Policiais federais cumprem nesta quarta-feira (25) dois mandados de prisão temporária e 15 de busca e apreensão contra suspeitos de fraudes bilionários com criptomoedas. De acordo com investigações da operação Kryptos, a GAS Consultoria Bitcoin, sediada na Região dos Lagos fluminense, operava um esquema de Ponzi – pirâmide financeira que envolve a promessa de pagamento de rendimentos anormalmente altos aos investidores à custa do dinheiro pago pelos investidores que chegarem posteriormente. Os fraudadores movimentaram por volta de R$ 6,9 bilhões ao longo de seis anos. O grupo era investigado há dois anos.

Na residência do dono da GAS, Glaidson Acácio dos Santos (imagem), preso no início da manhã no bairro de Itanhangá, Zona Oeste do Rio, foram encontrados R$ 20 milhões em espécie. Por suas contas passaram cerca de R$ 2 bilhões em curto espaço de tempo. Os agentes também apreenderam na dólares, euros, barras de ouro e pelo menos de luxo. Glaidson prometia lucros de 10% ao mês nos investimentos em bitcoins, mas a empresa sequer reaplicava os aportes de investidores em criptomoedas. Ou seja, enganava duplamente os clientes. As autoridades apuraram que o dono da GAS sequer atuou na área financeira e só há registro de seu trabalho como garçom. Um segundo suspeito de envolvimento foi detido no aeroporto de Cumbica tentando viajar para a República Dominicana.

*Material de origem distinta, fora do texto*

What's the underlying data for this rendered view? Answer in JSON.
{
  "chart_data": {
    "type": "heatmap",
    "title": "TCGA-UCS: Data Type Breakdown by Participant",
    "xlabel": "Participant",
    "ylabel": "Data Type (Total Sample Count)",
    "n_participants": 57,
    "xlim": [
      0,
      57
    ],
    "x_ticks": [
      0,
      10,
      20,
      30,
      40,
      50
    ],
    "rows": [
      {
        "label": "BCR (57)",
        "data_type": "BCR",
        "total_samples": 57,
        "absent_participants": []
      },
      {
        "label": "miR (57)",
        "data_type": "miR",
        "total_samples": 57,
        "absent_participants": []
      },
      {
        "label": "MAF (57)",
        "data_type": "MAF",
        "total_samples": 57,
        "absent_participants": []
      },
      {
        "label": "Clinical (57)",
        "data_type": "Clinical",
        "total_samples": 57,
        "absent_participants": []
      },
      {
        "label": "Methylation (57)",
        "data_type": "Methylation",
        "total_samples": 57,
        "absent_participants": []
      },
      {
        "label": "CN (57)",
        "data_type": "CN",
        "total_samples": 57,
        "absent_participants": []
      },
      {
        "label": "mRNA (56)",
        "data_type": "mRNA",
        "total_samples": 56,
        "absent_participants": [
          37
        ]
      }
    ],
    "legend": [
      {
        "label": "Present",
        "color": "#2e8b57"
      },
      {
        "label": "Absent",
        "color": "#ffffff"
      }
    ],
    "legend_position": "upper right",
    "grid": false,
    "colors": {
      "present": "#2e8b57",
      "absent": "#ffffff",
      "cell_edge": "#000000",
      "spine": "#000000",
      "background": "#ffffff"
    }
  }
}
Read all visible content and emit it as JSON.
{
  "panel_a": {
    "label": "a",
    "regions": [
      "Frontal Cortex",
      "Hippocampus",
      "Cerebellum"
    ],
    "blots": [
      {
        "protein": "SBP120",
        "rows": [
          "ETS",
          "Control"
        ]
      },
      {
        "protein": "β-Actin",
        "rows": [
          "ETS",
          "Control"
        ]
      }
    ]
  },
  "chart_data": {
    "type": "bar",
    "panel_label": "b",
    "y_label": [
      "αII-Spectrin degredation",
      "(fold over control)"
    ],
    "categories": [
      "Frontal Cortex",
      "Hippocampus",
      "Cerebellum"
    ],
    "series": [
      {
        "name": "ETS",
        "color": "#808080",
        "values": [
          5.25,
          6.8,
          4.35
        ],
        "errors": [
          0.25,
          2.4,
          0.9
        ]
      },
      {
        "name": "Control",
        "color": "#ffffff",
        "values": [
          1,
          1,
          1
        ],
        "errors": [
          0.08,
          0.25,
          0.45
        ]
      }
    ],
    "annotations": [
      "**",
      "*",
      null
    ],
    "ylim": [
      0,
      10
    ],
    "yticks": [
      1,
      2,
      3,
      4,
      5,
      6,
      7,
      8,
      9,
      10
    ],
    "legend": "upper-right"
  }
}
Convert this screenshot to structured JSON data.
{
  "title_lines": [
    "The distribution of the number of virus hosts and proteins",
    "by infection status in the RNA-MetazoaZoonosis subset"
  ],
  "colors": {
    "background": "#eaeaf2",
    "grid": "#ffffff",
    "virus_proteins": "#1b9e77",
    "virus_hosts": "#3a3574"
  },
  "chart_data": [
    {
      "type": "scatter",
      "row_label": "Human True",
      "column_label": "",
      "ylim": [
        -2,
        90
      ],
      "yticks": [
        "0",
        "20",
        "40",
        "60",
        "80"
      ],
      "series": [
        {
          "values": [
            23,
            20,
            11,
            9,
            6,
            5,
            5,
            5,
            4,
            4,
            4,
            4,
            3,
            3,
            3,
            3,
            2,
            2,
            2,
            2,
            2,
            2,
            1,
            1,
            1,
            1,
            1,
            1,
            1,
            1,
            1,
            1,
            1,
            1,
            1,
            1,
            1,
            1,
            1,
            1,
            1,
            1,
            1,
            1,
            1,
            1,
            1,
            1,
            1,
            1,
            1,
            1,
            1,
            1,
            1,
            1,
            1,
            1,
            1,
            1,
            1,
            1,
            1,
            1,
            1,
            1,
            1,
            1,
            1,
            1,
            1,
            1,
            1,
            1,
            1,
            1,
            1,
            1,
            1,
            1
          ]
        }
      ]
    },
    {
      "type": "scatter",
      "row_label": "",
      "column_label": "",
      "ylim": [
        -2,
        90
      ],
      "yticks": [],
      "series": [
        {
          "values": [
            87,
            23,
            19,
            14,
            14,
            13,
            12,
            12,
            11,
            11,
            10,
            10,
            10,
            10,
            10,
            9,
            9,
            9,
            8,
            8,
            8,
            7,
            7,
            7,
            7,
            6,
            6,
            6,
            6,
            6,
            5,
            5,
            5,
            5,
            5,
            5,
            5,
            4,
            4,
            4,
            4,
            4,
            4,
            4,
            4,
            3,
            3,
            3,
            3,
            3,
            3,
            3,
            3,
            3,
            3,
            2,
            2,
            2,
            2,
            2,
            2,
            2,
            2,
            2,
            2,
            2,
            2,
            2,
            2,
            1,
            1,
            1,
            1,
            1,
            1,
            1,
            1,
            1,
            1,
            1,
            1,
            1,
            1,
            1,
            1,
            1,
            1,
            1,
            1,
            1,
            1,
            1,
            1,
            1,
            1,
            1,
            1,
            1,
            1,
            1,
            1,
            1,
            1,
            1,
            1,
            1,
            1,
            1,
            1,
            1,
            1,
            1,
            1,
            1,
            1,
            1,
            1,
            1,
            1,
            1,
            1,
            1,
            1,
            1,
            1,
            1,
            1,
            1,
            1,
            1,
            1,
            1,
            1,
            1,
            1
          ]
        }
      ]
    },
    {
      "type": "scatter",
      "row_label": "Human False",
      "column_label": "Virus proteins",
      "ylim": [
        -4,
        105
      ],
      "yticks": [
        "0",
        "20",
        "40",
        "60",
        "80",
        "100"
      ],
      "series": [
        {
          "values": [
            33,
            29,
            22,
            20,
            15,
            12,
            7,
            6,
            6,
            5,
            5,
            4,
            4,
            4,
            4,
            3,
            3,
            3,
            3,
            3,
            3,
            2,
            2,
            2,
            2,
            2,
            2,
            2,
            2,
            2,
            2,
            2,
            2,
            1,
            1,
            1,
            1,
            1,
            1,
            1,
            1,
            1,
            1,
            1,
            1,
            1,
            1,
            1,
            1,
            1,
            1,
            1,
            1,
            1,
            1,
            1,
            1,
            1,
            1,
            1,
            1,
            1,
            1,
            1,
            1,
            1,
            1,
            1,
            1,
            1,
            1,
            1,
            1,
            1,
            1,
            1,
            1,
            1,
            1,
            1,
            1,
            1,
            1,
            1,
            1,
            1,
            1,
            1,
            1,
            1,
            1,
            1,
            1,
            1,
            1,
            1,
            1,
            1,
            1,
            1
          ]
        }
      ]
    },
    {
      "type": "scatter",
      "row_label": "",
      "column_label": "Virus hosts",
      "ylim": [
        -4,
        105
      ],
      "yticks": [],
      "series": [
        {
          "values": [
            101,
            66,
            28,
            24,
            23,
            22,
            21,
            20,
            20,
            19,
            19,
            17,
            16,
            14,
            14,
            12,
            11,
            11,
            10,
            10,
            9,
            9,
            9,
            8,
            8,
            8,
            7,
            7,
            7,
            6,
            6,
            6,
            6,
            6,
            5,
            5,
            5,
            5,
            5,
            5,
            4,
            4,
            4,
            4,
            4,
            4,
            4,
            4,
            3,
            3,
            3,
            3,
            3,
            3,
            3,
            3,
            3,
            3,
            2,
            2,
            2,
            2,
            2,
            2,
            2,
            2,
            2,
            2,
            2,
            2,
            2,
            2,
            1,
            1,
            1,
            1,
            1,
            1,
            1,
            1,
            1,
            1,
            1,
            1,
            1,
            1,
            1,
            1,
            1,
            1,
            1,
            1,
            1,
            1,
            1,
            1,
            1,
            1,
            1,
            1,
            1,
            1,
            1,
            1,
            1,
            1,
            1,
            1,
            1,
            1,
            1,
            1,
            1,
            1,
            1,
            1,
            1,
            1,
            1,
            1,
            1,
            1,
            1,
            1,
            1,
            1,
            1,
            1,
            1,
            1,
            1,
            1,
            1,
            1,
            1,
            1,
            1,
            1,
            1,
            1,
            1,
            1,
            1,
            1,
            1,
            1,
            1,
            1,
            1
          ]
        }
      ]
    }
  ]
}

O esquema era baseado na oferta pública de contrato de investimento, sem prévio registro nos órgãos regulatórios. Segundo a Polícia Federal (PF), a empresa especulava no mercado de criptomoedas, com uma previsão insustentável de retorno financeiro sobre o valor investido. O grupo criminoso tentava ocultar suas atividades e sequer fazia uso de endereço fantasma e telefones para contato.

“Nos últimos seis anos, a movimentação financeira das empresas envolvidas nas fraudes apresentou cifras bilionárias, sendo certo que aproximadamente 50% dessa movimentação ocorreu nos últimos 12 meses”, informou a PF.

Os mandados, expedidos pela 3ª Vara Federal Criminal do Rio de Janeiro, estão sendo cumpridos em São Paulo, no Rio de Janeiro, Ceará e Distrito Federal. A investigação contou com apoio do Ministério Público Federal (MPF) e da Receita Federal.